20 maggio 2015 | 15:55

Telefonare non va più di moda, negli Usa i guadagni degli operatori arrivano dai piani dati

(Wired) Da tempo ormai si sono diffuse tecnologie alternative ed efficienti che fanno passare in secondo piano le care e vecchie conversazioni telefoniche, non più strumento privilegiato di comunicazione sullo smartphone. Anche Cisco, tra le principali aziende nella fornitura di apparati networking, aggiunge che addirittura il numero di telefono è superato, e serve solo per identificarsi su app come Whatsapp dove la sequenza di numeri, che una volta conoscevamo tutti a memoria, viene sostituita dalla foto e dallo pseudonimo scelto.

Si discute ormai da anni dell’obsolescenza sempre più evidente delle telefonate, dinosauri del secolo scorso che però non vogliono soccombere alle nuove abitudini. Ma a differenza dei primi anni 2000, finalmente si sono diffuse tecnologie alternative ed efficienti e le conversazioni telefoniche non sono già più il metodo privilegiato di comunicazione sullo smartphone.

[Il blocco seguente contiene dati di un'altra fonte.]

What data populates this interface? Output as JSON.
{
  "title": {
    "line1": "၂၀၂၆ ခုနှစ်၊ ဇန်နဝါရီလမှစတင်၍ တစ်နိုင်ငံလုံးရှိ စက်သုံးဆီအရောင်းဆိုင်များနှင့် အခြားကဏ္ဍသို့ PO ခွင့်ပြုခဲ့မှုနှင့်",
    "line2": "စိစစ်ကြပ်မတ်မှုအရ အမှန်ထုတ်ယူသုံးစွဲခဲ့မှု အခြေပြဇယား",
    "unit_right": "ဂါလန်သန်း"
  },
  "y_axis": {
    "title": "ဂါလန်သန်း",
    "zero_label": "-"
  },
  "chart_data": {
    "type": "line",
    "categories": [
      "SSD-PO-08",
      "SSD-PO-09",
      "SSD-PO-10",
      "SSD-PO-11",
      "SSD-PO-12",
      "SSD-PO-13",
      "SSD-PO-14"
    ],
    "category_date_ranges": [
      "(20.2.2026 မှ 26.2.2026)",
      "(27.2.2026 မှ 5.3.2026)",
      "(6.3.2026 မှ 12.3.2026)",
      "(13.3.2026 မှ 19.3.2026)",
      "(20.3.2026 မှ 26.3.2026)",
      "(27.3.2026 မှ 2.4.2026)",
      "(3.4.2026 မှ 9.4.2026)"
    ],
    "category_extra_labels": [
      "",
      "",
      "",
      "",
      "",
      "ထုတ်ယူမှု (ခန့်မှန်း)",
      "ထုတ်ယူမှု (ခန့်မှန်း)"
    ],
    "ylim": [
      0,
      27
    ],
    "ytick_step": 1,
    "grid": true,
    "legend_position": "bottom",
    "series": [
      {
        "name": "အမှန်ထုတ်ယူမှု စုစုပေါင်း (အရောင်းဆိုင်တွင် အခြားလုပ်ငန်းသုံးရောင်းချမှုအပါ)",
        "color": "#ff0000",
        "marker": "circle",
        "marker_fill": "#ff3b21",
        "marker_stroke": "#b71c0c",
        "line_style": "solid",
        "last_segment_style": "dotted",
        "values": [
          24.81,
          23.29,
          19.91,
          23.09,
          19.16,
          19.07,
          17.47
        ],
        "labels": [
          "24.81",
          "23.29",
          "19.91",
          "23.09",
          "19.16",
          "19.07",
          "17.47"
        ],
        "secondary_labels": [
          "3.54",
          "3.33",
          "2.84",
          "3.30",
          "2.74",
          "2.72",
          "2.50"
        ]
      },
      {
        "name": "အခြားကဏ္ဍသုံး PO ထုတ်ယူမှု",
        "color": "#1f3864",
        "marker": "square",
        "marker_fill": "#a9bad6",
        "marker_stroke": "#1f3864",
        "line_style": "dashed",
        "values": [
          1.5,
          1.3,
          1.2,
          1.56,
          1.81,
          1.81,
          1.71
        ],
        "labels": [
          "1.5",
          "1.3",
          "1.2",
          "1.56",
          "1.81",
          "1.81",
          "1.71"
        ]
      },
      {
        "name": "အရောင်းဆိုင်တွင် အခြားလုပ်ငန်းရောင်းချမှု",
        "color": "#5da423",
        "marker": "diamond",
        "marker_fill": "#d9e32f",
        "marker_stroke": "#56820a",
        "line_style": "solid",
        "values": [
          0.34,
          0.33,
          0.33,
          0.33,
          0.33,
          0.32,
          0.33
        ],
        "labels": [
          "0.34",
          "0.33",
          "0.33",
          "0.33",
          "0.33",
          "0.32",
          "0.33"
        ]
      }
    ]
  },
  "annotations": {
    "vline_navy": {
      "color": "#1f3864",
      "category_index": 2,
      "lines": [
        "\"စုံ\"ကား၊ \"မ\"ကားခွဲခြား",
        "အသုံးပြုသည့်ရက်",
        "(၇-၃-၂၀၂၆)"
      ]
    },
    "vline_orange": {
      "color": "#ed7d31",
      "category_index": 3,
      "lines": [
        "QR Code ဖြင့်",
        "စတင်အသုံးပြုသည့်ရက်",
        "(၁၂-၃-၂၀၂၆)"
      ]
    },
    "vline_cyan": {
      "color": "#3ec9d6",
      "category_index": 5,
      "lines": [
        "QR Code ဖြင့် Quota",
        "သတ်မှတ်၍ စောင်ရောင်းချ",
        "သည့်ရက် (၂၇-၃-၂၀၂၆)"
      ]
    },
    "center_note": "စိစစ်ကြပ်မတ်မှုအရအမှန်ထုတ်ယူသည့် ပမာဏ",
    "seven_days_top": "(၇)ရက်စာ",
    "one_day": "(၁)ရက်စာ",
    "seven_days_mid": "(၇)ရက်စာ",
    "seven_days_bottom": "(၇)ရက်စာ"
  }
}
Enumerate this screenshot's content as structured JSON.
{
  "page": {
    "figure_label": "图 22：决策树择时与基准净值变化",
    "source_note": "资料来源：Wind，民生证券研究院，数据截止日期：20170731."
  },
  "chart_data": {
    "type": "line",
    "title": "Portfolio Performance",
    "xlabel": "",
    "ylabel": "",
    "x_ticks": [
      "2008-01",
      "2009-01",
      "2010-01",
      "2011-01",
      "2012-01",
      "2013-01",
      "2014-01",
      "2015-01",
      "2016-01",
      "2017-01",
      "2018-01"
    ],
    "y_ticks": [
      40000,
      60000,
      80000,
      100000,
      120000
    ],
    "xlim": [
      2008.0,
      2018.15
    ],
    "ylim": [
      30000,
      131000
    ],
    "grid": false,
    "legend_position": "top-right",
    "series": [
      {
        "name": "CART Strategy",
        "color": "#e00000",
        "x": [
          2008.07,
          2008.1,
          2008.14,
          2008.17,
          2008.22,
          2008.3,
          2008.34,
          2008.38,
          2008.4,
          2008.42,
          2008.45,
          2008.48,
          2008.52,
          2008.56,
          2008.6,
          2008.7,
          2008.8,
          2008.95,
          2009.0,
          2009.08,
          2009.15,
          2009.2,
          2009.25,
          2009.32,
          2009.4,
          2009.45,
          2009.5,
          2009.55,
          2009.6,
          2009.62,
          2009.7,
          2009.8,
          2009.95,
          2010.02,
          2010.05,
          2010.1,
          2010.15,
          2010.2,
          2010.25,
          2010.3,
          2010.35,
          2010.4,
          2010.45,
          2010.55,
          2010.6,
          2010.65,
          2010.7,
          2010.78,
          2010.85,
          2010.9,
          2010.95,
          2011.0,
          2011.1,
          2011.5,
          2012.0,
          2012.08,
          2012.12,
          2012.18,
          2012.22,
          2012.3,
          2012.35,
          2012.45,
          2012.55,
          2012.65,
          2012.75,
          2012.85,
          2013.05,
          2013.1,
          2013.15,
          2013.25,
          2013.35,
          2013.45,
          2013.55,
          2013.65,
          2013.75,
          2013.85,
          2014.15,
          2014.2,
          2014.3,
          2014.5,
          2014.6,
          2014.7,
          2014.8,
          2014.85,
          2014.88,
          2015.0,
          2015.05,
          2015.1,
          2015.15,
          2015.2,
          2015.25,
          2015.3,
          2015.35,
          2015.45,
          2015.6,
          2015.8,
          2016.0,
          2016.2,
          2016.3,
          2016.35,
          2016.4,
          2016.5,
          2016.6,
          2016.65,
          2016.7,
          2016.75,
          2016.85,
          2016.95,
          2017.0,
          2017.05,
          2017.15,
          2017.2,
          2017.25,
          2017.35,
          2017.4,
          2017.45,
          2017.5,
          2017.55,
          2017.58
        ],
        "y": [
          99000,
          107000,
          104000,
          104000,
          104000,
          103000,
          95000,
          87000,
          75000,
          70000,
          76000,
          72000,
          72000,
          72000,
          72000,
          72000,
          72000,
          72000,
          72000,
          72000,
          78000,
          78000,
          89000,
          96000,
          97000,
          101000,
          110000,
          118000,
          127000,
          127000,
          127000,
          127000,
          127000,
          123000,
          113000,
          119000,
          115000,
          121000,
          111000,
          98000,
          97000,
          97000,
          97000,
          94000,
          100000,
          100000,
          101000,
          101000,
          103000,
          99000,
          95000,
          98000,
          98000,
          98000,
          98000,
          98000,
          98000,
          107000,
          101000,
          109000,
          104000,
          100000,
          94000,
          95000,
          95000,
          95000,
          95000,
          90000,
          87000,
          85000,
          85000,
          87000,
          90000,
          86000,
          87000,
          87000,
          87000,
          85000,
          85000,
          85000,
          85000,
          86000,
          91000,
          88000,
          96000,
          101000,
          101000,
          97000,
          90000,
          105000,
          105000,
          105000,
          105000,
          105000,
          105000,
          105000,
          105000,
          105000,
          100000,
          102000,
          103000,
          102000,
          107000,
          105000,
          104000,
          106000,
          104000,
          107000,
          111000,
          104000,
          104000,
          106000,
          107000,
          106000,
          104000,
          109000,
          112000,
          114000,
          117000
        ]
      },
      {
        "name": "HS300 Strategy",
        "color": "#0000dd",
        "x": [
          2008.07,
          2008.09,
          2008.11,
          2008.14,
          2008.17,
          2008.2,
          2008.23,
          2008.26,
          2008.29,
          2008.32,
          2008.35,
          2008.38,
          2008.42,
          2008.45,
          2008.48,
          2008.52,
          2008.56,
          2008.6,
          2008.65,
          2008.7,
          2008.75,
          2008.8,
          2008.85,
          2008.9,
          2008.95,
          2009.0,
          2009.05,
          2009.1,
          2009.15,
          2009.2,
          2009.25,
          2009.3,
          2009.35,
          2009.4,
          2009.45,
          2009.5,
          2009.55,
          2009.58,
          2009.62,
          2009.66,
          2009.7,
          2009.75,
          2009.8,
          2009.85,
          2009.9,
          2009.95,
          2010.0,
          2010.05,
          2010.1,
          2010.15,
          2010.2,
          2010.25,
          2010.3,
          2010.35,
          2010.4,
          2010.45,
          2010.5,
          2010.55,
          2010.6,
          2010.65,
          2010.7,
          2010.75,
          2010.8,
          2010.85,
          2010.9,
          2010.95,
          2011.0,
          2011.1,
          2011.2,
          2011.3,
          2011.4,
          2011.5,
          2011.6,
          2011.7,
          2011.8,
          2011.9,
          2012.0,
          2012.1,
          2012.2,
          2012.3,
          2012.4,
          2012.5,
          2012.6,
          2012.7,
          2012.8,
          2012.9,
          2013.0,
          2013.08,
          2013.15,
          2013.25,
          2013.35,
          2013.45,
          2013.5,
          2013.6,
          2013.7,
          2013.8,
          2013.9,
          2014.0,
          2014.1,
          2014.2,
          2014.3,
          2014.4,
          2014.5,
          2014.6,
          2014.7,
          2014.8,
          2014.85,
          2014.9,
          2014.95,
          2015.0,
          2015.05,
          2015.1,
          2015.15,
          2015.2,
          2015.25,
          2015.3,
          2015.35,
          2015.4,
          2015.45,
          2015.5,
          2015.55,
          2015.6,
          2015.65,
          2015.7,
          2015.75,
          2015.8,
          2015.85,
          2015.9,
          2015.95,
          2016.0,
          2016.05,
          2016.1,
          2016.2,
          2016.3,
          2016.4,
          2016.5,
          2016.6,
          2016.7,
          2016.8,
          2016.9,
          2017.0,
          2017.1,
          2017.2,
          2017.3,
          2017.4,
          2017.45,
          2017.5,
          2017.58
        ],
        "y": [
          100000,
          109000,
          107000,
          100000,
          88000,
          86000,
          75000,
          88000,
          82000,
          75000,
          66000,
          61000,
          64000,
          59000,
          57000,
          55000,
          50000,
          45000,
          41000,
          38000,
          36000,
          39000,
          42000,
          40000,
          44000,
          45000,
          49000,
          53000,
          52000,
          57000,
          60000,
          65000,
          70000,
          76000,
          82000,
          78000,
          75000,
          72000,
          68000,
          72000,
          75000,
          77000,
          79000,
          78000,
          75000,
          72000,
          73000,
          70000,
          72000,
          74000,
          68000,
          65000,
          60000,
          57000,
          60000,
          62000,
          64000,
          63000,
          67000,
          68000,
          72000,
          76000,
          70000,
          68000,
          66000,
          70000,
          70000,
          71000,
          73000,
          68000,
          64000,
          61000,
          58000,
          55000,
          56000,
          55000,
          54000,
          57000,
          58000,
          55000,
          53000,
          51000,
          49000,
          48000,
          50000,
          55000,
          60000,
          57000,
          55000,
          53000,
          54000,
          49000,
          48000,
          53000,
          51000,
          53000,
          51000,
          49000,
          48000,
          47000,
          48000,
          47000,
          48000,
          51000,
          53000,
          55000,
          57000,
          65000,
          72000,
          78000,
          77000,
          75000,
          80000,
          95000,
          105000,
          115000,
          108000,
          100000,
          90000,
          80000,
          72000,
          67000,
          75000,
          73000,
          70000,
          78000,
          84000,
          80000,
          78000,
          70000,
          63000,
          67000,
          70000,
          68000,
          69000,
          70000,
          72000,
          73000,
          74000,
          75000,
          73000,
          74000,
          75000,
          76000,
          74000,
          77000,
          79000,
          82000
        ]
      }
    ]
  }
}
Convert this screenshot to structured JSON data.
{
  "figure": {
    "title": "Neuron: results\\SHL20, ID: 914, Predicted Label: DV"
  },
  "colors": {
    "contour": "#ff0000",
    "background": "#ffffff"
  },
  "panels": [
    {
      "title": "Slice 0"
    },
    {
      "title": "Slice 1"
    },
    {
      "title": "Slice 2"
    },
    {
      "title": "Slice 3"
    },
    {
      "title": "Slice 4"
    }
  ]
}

Lo conferma tra gli altri Cisco, secondo cui lo stesso numero di telefono ormai è superato: serve solo a identificarsi in modo univoco con servizi come Whatsapp, che in cambio ti garantiscono il diritto di utilizzare la loro piattaforma. Dopodiché, la sequenza numerica viene sostituita nella lista dei contatti dallo pseudonimo e dalla foto scelta.

Piattaforme di questo tipo piacciono perché non sono solo canali attraversati in due direzioni da un flusso vocale. Sono stanze dove è possibile lasciare contenuti di varie forme (video, audio, testuale) disponibili anche a più destinatari. E questi contenuti si possono commentare, rimbalzare ad altri, arricchire.
Sono soprattutto i più giovani a trovarsi a loro agio con il cambio di paradigma. Secondo alcune statistiche provenienti da uno studio dell’Imperial College of London, mentre il 44% dei ragazzi tra gli 11 e i 12 anni spende cinque minuti al giorno parlando al telefono, circa un quarto supera le due ore nelle app di messaggistica istantanea; la stessa percentuale passa lo stesso lasso di tempo sui social network.
Nella classifica di popolarità stilata da Pew Research Center, Facebook ancora domina (nonostante, secondo l’ormai famoso spaccato offerto da Andrew Watts su Medium, i teenager non lo sopportino) seguito da Instagram, Snapchat e poi Twitter, Google+, Vine e gli altri.
Del resto fino a pochi anni fa le possibilità offerte dalla rete mobile non permettevano neanche di usufruire di servizi troppo pesanti lontano da casa: Vine e Periscope erano inconcepibili sulle prime reti 3g, mentre Instagram e Facebook imponevano limitazioni sulla grandezza delle foto caricabili che, a pensarci oggi, fanno sorridere. Adesso molti servizi consentono agilmente chiamate e videochiamate sulla rete Internet.
Ovviamente anche i più anziani usano o abusano di instant messaging e social network. Ma mentre può capitare che un nativo digitale arrivi a non utilizzare per niente le funzioni di telefoniche del suo smartphone (fino a rifiutarsi di rispondere alle chiamate tradizionali), con l’aumentare dell’età queste abitudini si ibridano con una tradizione telefonica più classica.
La via però è tracciata: negli Stati Uniti gli operatori hanno iniziato dal 2013 a intascare di più con i servizi dati che con le chiamate vocali (100 miliardi contro 1 miliardo solo dieci anni prima), e a livello mondiale questo traguardo verrà superato tra 2-3 anni.